# If one zero of the polynomial (a^{2 }+ 2 ) x^{2} + 10 x +3a is the reciprocal of the other. Find a.

The zeroes of a polynomial is a value that makes the whole polynomial equal to zero. Sum of the zeroes is -b / a and product of zeroes is c / a.

## Answer: The value of a is 1, 2 for the polynomial (a^{2 }+ 2 ) x^{2} + 10 x +3a .

Let's find the value of a.

**Explanation:**

Given that one zero of the polynomial is reciprocal of the other.

Let one of the zeros be α

The other zero will be 1/α (reciprocal of the first zero)

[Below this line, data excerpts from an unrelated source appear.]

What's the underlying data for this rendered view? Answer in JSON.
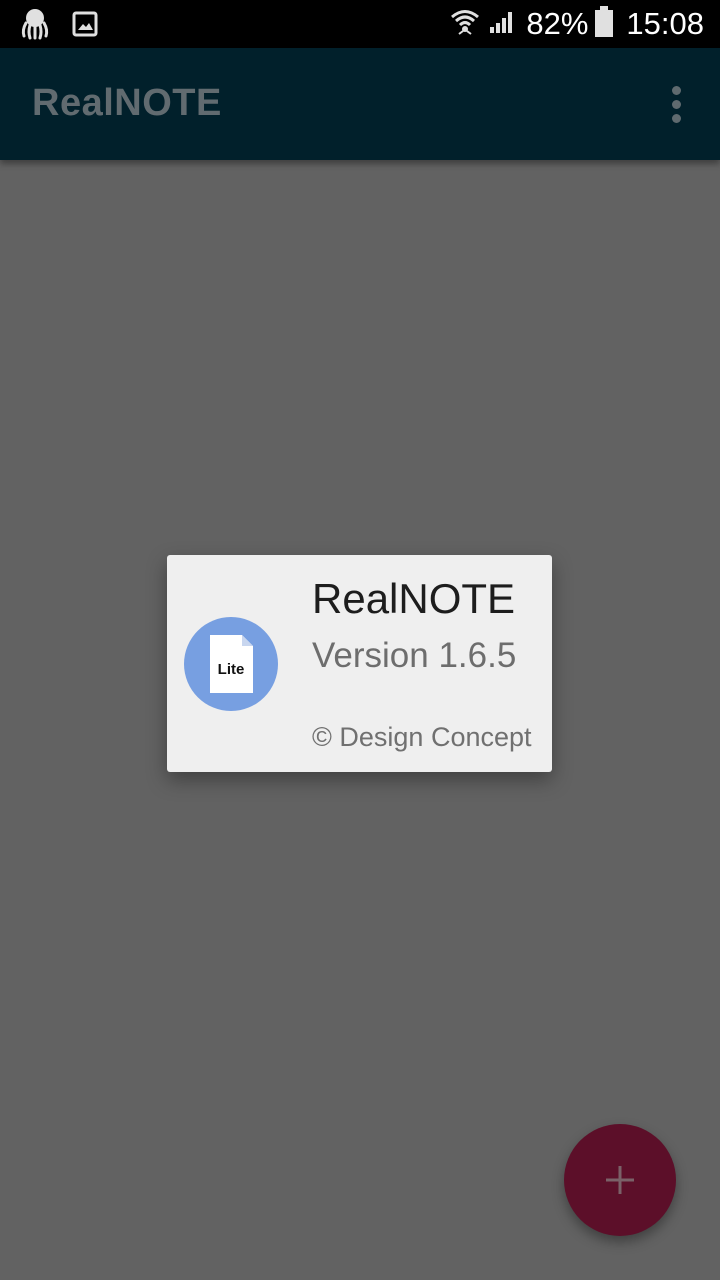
{
  "status_bar": {
    "left_icons": [
      "octopus-icon",
      "image-icon"
    ],
    "right_icons": [
      "wifi-icon",
      "signal-icon",
      "battery-icon"
    ],
    "battery_percent": "82%",
    "time": "15:08"
  },
  "toolbar": {
    "title": "RealNOTE",
    "overflow_icon": "more-vert-icon"
  },
  "about_dialog": {
    "logo_label": "Lite",
    "app_name": "RealNOTE",
    "version": "Version 1.6.5",
    "copyright": "© Design Concept"
  },
  "fab": {
    "icon": "plus-icon"
  },
  "colors": {
    "toolbar_bg": "#01202b",
    "scrim_bg": "#626262",
    "dialog_bg": "#efefef",
    "logo_circle": "#779fe1",
    "fab_bg": "#5c0f29"
  }
}
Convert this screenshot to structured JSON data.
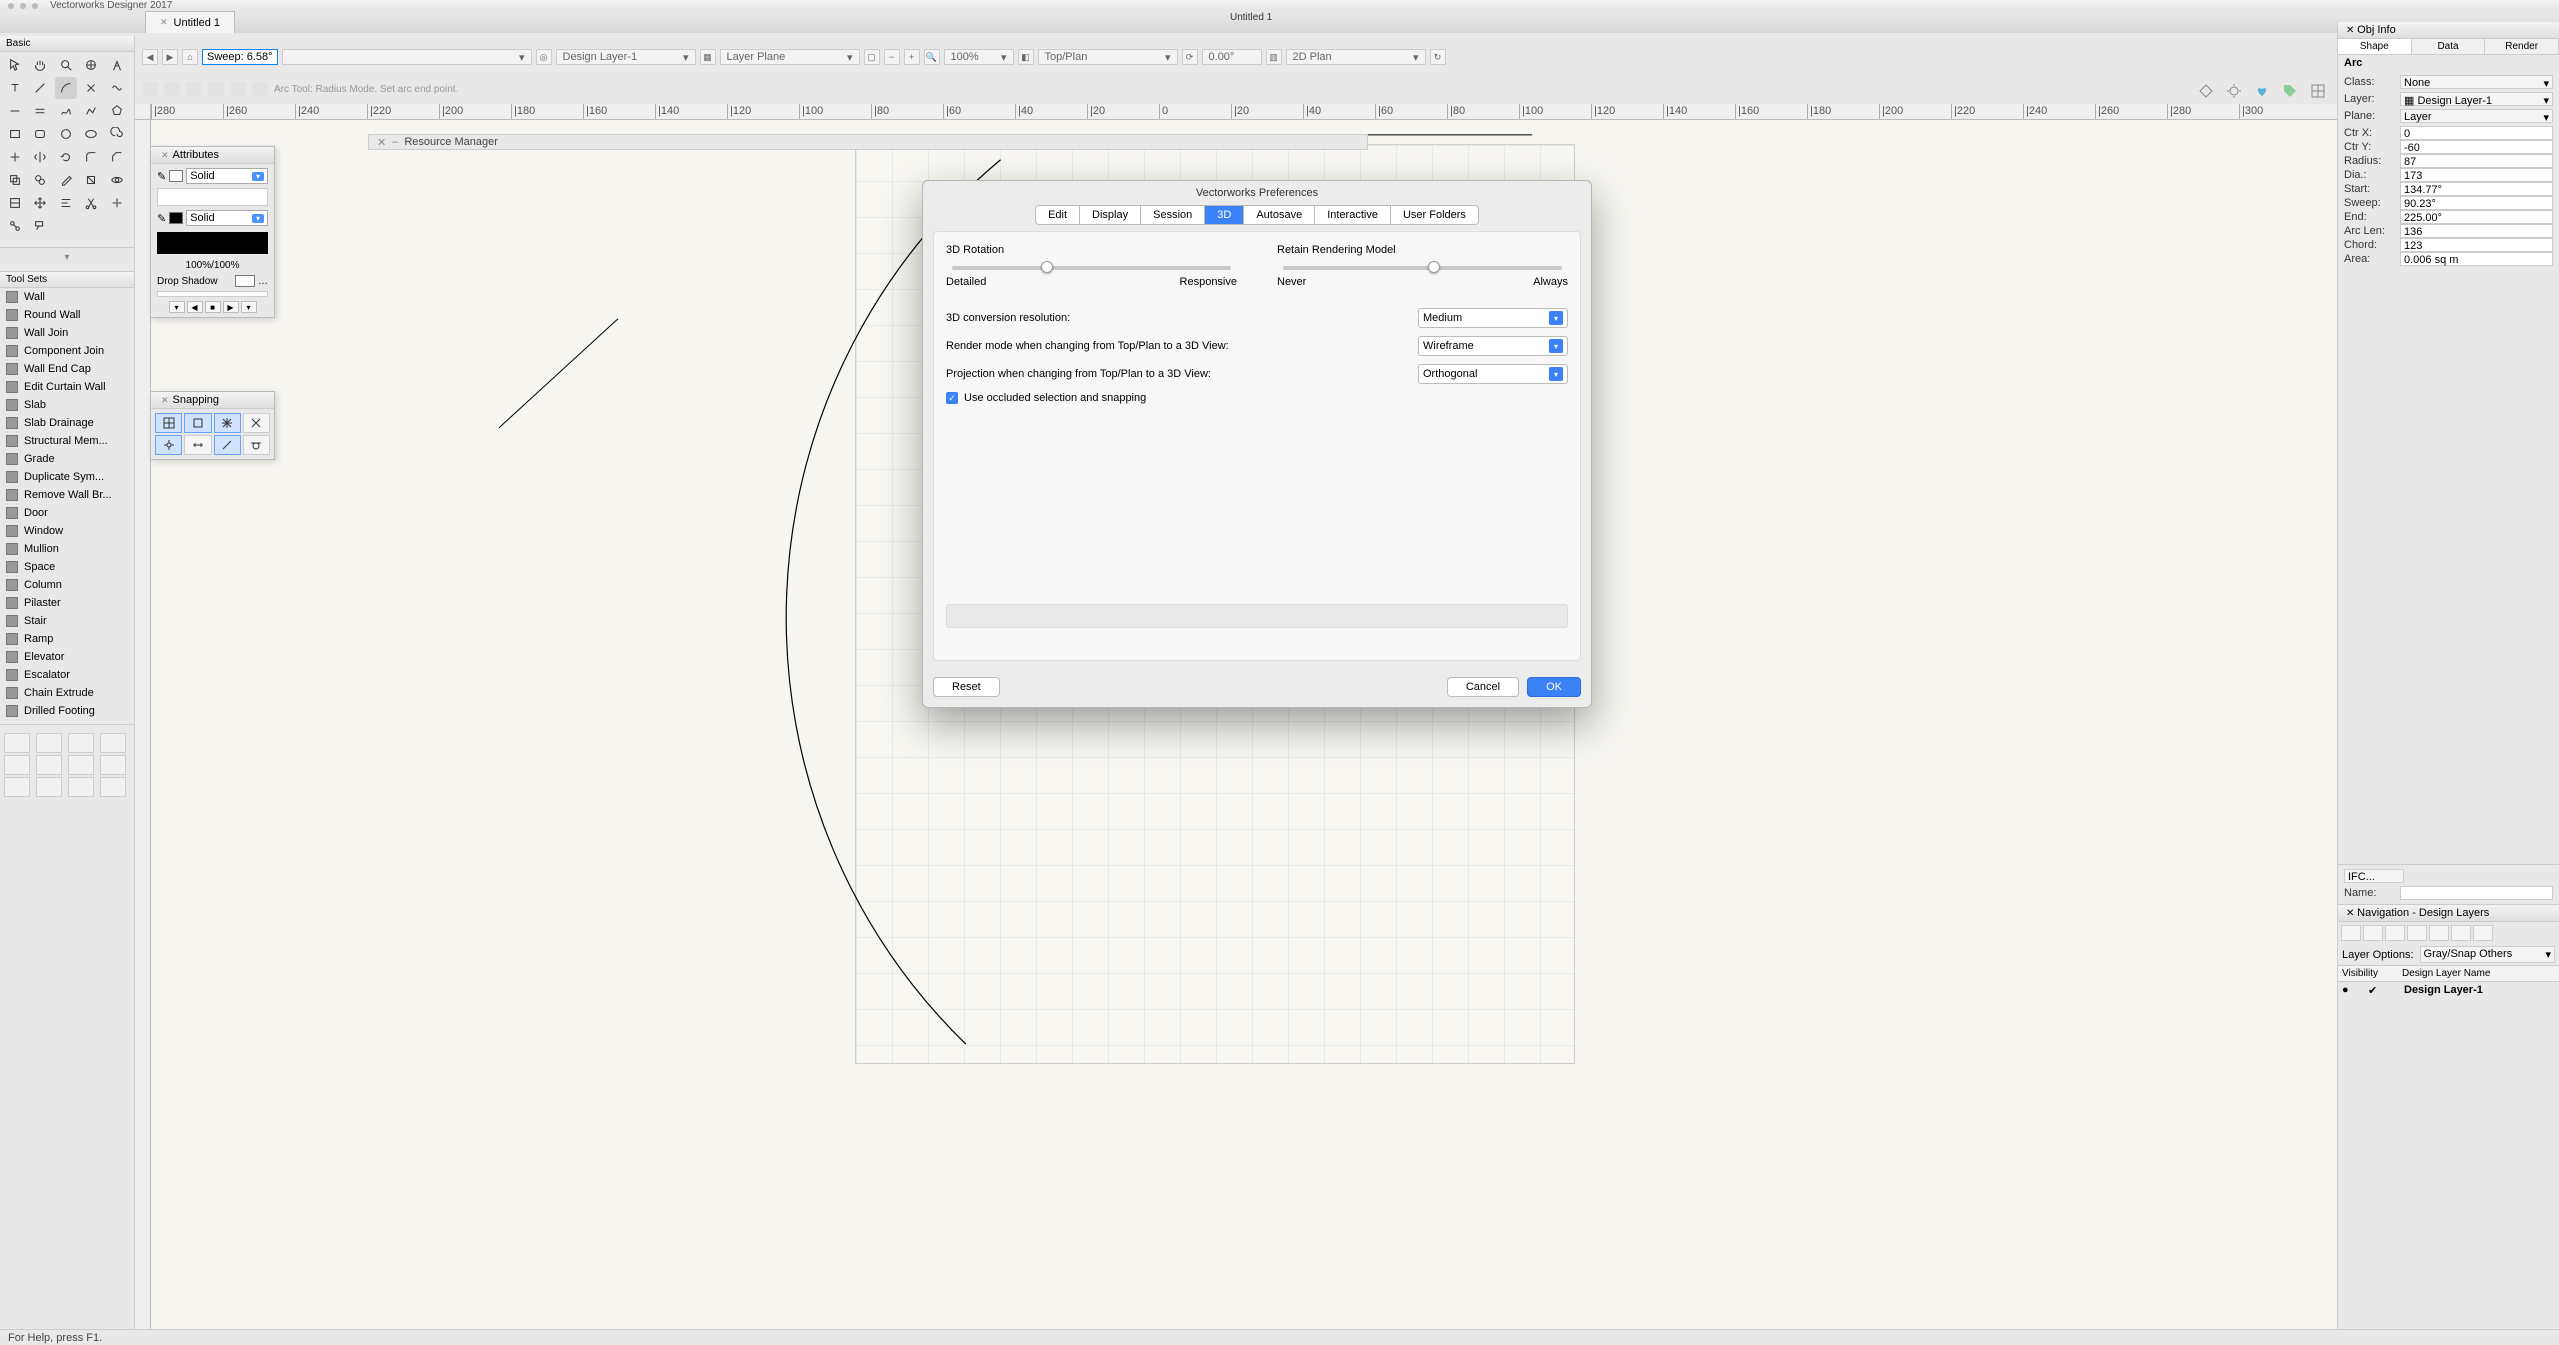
{
  "mac_title": "Vectorworks Designer 2017",
  "doc_title": "Untitled 1",
  "window_center_title": "Untitled 1",
  "toolbar": {
    "param_label": "Sweep:",
    "param_value": "6.58°",
    "layer_dropdown": "Design Layer-1",
    "plane_dropdown": "Layer Plane",
    "zoom_value": "100%",
    "view_dropdown": "Top/Plan",
    "rot_value": "0.00°",
    "plan_dropdown": "2D Plan"
  },
  "mode_hint": "Arc Tool: Radius Mode. Set arc end point.",
  "status_text": "For Help, press F1.",
  "left_header": "Basic",
  "toolsets_header": "Tool Sets",
  "toolsets": [
    "Wall",
    "Round Wall",
    "Wall Join",
    "Component Join",
    "Wall End Cap",
    "Edit Curtain Wall",
    "Slab",
    "Slab Drainage",
    "Structural Mem...",
    "Grade",
    "Duplicate Sym...",
    "Remove Wall Br...",
    "Door",
    "Window",
    "Mullion",
    "Space",
    "Column",
    "Pilaster",
    "Stair",
    "Ramp",
    "Elevator",
    "Escalator",
    "Chain Extrude",
    "Drilled Footing"
  ],
  "attributes": {
    "title": "Attributes",
    "fill_mode": "Solid",
    "stroke_mode": "Solid",
    "opacity": "100%/100%",
    "shadow_label": "Drop Shadow"
  },
  "snapping": {
    "title": "Snapping"
  },
  "resource_mgr": "Resource Manager",
  "ruler_ticks": [
    "|280",
    "|260",
    "|240",
    "|220",
    "|200",
    "|180",
    "|160",
    "|140",
    "|120",
    "|100",
    "|80",
    "|60",
    "|40",
    "|20",
    "0",
    "|20",
    "|40",
    "|60",
    "|80",
    "|100",
    "|120",
    "|140",
    "|160",
    "|180",
    "|200",
    "|220",
    "|240",
    "|260",
    "|280",
    "|300"
  ],
  "obj_info": {
    "title": "Obj Info",
    "tabs": [
      "Shape",
      "Data",
      "Render"
    ],
    "obj_type": "Arc",
    "class_label": "Class:",
    "class_value": "None",
    "layer_label": "Layer:",
    "layer_value": "Design Layer-1",
    "plane_label": "Plane:",
    "plane_value": "Layer",
    "rows": [
      {
        "label": "Ctr X:",
        "value": "0"
      },
      {
        "label": "Ctr Y:",
        "value": "-60"
      },
      {
        "label": "Radius:",
        "value": "87"
      },
      {
        "label": "Dia.:",
        "value": "173"
      },
      {
        "label": "Start:",
        "value": "134.77°"
      },
      {
        "label": "Sweep:",
        "value": "90.23°"
      },
      {
        "label": "End:",
        "value": "225.00°"
      },
      {
        "label": "Arc Len:",
        "value": "136"
      },
      {
        "label": "Chord:",
        "value": "123"
      },
      {
        "label": "Area:",
        "value": "0.006 sq m"
      }
    ],
    "ifc_label": "IFC...",
    "name_label": "Name:"
  },
  "nav": {
    "title": "Navigation - Design Layers",
    "options_label": "Layer Options:",
    "options_value": "Gray/Snap Others",
    "col_vis": "Visibility",
    "col_name": "Design Layer Name",
    "row_name": "Design Layer-1"
  },
  "modal": {
    "title": "Vectorworks Preferences",
    "tabs": [
      "Edit",
      "Display",
      "Session",
      "3D",
      "Autosave",
      "Interactive",
      "User Folders"
    ],
    "active_tab": 3,
    "rot_label": "3D Rotation",
    "rot_left": "Detailed",
    "rot_right": "Responsive",
    "ret_label": "Retain Rendering Model",
    "ret_left": "Never",
    "ret_right": "Always",
    "rows": [
      {
        "label": "3D conversion resolution:",
        "value": "Medium"
      },
      {
        "label": "Render mode when changing from Top/Plan to a 3D View:",
        "value": "Wireframe"
      },
      {
        "label": "Projection when changing from Top/Plan to a 3D View:",
        "value": "Orthogonal"
      }
    ],
    "checkbox": "Use occluded selection and snapping",
    "reset": "Reset",
    "cancel": "Cancel",
    "ok": "OK"
  }
}
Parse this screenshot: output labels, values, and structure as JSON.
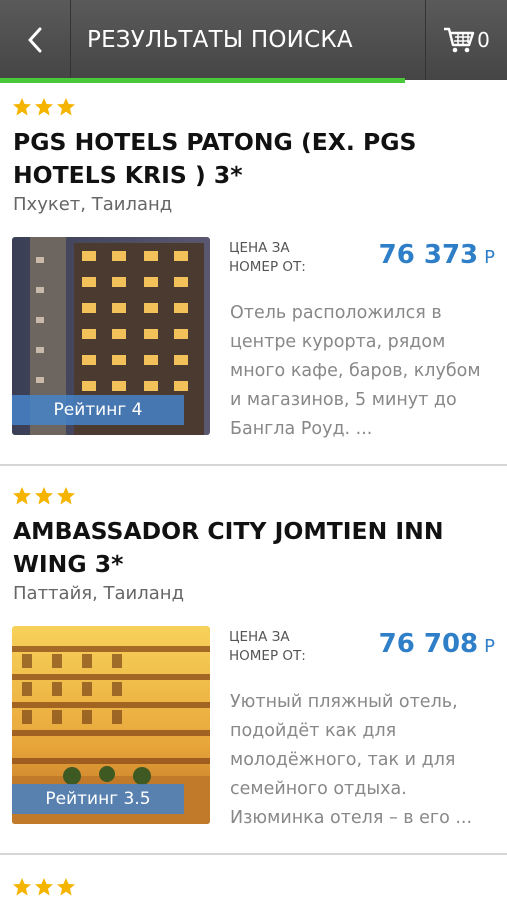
{
  "header": {
    "title": "РЕЗУЛЬТАТЫ ПОИСКА",
    "cart_count": "0",
    "back_icon": "chevron-left-icon",
    "cart_icon": "cart-icon"
  },
  "hotels": [
    {
      "stars": 3,
      "name": "PGS HOTELS PATONG (EX. PGS HOTELS KRIS ) 3*",
      "location": "Пхукет, Таиланд",
      "rating": "Рейтинг 4",
      "price_label": "ЦЕНА ЗА НОМЕР ОТ:",
      "price": "76 373",
      "currency": "Р",
      "description": "Отель расположился в центре курорта, рядом много кафе, баров, клубом и магазинов, 5 минут до Бангла Роуд. ..."
    },
    {
      "stars": 3,
      "name": "AMBASSADOR CITY JOMTIEN INN WING 3*",
      "location": "Паттайя, Таиланд",
      "rating": "Рейтинг 3.5",
      "price_label": "ЦЕНА ЗА НОМЕР ОТ:",
      "price": "76 708",
      "currency": "Р",
      "description": "Уютный пляжный отель, подойдёт как для молодёжного, так и для семейного отдыха. Изюминка отеля – в его ..."
    },
    {
      "stars": 3
    }
  ],
  "colors": {
    "header_bg": "#4e4e4e",
    "progress": "#49c83a",
    "star": "#f5b400",
    "price": "#2f7fc8",
    "rating_badge": "#4682c8"
  }
}
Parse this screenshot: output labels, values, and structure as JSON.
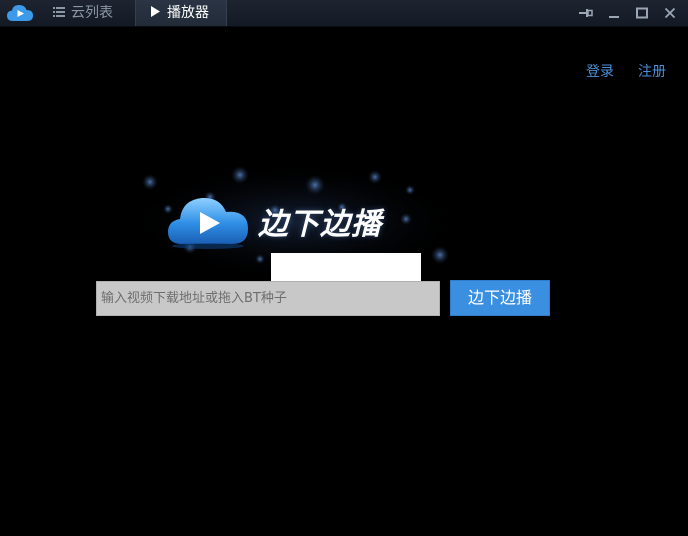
{
  "titlebar": {
    "logo_icon": "cloud-play-icon",
    "tabs": [
      {
        "label": "云列表",
        "icon": "list-icon",
        "active": false
      },
      {
        "label": "播放器",
        "icon": "play-icon",
        "active": true
      }
    ],
    "window_controls": [
      "pin-icon",
      "minimize-icon",
      "maximize-icon",
      "close-icon"
    ]
  },
  "header": {
    "login_label": "登录",
    "register_label": "注册"
  },
  "brand": {
    "logo_icon": "cloud-play-icon",
    "name": "边下边播"
  },
  "search": {
    "placeholder": "输入视频下载地址或拖入BT种子",
    "value": "",
    "button_label": "边下边播"
  },
  "colors": {
    "background": "#000000",
    "accent": "#3b8fe0",
    "link": "#4a8fd8",
    "titlebar": "#1d2430"
  }
}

As we know that, for a given polynomial ax^{2} + bx + c = 0,

The product of zeroes = c / a, where c is the constant term a is the coefficient of x^{2} .

As per the question,

(a^{2 }+ 2 ) x^{2} + 10 x + 3a

Constant term = 3a, Coefficient of x^{2} = (a^{2 }+ 2 )

⇒ α × 1/ α = 3a / (a^{2 }+ 2 )

By solving the LHS and cross multiplying, we get

⇒ (a^{2 }+ 2 ) = 3a

⇒ a^{2 } - 3a + 2 = 0

⇒ a^{2 }- 2a - a + 2 = 0 (By splitting the middle term)

⇒ a (a - 2) -1 (a - 2) = 0

⇒ (a - 2) (a - 1) = 0

Thus, we have two values of a,

⇒ a = 2 and a = 1